The criminal enterprise that we have known as the U.S.A. is about to
come to an end either way – involuntarily
and violently destroying the country or voluntarily and peacefully
preserving the country.
If you haven’t seen the film Der
Untergang yet,
I assume you should do now by all means.
The
cartels don’t give a rat’s arse over the country. That’s why,
instead of focusing on domestic issues, they are now going for
desperate measures to try to “discipline” Europeans, Chinese, and
even Rwanda with
silly tariffs in order to somehow keep the global dollar regime by
asserting an illusion of power – and with Europeans they’ll
always find pleasurable surrender
monkeys.
But the dollar regime is ending. The greenback will surely remain an
important currency (unless it fully collapses), but only next to
others like the euro and yuan. I think, they’re still trying to
figure out what to do next, not realizing that there is nothing to do
next but to deviate from imperialism. The one thing they can count
on, however, appears to be the infinite asininity of the American
public who now seem to be less divided over Democrat vs Republican
groupthink, over empire vs domestic, but more between the Great
Russia Panic and the Great Jew Panic. This is painfully facepalming
to watch from over here, I can tell you that with all my benevolent
heart.
Collapse,
civil war, disintegration seem to be ahead for the US. The world in
the 2030s might even be a world without the U.S.A., entirely.

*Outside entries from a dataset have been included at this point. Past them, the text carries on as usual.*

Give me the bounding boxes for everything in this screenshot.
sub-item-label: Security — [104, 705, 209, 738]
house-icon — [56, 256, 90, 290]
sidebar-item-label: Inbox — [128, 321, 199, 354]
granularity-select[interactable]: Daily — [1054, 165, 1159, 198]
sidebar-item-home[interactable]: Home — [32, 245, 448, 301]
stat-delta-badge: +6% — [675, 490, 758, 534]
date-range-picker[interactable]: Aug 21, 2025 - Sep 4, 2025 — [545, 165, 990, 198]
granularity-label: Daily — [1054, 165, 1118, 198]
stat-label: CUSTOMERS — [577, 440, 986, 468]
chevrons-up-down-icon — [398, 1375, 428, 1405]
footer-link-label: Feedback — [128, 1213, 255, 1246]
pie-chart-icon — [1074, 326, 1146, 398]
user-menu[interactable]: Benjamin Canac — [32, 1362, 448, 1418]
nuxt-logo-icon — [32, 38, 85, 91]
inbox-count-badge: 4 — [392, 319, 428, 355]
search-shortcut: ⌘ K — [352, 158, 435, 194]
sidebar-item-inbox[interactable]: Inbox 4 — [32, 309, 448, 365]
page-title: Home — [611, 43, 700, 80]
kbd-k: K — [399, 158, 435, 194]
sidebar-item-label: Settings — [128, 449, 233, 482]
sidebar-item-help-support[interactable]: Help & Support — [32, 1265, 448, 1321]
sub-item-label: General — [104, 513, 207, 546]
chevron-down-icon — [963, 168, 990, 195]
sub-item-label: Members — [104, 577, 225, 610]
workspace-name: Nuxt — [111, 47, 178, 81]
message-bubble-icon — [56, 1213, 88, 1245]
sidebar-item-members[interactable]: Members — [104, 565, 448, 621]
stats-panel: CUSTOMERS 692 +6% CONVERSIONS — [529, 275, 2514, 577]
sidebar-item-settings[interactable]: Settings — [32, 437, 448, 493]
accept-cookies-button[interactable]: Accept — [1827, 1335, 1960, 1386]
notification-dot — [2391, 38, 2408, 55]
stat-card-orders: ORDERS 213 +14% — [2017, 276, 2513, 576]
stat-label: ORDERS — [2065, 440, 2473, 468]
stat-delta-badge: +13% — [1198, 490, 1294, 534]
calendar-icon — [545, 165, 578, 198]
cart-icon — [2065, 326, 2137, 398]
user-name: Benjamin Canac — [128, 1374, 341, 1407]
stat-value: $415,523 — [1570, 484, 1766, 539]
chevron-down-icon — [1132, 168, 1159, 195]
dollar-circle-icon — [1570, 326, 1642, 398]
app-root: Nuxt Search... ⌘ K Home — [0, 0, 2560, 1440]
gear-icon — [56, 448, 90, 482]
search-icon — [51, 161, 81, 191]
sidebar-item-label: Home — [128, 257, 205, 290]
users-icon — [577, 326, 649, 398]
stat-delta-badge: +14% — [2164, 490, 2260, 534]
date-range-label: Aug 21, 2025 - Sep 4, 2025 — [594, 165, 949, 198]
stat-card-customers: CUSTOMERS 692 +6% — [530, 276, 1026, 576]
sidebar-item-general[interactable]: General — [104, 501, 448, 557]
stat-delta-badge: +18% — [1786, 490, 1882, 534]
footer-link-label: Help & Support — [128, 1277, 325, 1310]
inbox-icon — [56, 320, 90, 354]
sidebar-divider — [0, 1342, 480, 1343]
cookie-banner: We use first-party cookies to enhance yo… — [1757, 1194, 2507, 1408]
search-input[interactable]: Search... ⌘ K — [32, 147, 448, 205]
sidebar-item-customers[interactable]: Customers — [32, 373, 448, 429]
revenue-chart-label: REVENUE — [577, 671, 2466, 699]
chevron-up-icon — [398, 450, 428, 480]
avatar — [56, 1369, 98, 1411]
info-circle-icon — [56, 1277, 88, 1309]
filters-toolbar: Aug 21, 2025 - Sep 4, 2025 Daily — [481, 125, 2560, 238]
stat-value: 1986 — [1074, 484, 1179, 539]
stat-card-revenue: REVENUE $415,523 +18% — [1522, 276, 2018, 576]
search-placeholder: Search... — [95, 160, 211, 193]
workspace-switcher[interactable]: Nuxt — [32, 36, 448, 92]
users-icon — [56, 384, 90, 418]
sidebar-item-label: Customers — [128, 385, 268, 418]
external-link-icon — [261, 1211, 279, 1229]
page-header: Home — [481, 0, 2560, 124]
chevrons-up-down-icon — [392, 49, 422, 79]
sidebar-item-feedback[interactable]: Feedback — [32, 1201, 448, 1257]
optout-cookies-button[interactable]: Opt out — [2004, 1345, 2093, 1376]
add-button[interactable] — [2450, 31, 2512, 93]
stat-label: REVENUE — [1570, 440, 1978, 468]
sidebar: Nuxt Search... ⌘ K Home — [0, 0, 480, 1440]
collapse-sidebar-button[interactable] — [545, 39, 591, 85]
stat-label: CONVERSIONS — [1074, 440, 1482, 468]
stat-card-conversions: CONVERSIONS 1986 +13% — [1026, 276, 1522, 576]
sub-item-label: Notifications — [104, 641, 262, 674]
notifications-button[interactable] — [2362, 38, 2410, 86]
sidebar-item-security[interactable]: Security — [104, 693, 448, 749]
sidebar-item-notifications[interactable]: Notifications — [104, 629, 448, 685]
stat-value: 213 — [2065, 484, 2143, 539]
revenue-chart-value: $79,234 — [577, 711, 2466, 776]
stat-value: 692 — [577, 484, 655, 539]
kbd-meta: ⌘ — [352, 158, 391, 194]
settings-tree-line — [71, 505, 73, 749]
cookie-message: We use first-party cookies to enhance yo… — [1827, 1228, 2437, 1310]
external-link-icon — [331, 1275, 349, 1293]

Instead
there might be several new countries on the North American map. And
why not? Texas, California and Florida could surely do alone
economically, and Hawai’i and their “howdies” don’t even
belong to the US one single bit. The smartest grassroot movements in
America would call for segregation of their respective state or
states such as the Pacific ones. I hate to say it but my money is on
a violent collapse and disintegration of the US hopefully
not tearing Canada down with them.
The erratic empire is downfalling, and while that’s a great thing
for humanity in the long run, including for Americans who I believe
will eventually benefit from such catharsis, it will at first turn
out to be extremely ugly.
Sergio’s
Bio: Born to a Portuguese mother and a German father Sergio was
raised in Northern Germany, just two kilometers away from a
British-German NATO air base. The daily sonic boom and thunder of low
altitude Tornados was the sound of his childhood. They years when
NATO wanted to station Pershing-2 missiles with nuclear warheads at
the air base, were formative for him and he can still vividly
remember the Cold War, Reagan, Thatcher, Chernobyl, the
claustrophobic atmosphere, and the relief when the Berlin Wall
finally fell. He makes his living as a web-programmer and IT
consultant but still avidly studies studies history, geopolitics,
economic theories, monetary theory, Hegel, Nietzsche, Marx and music.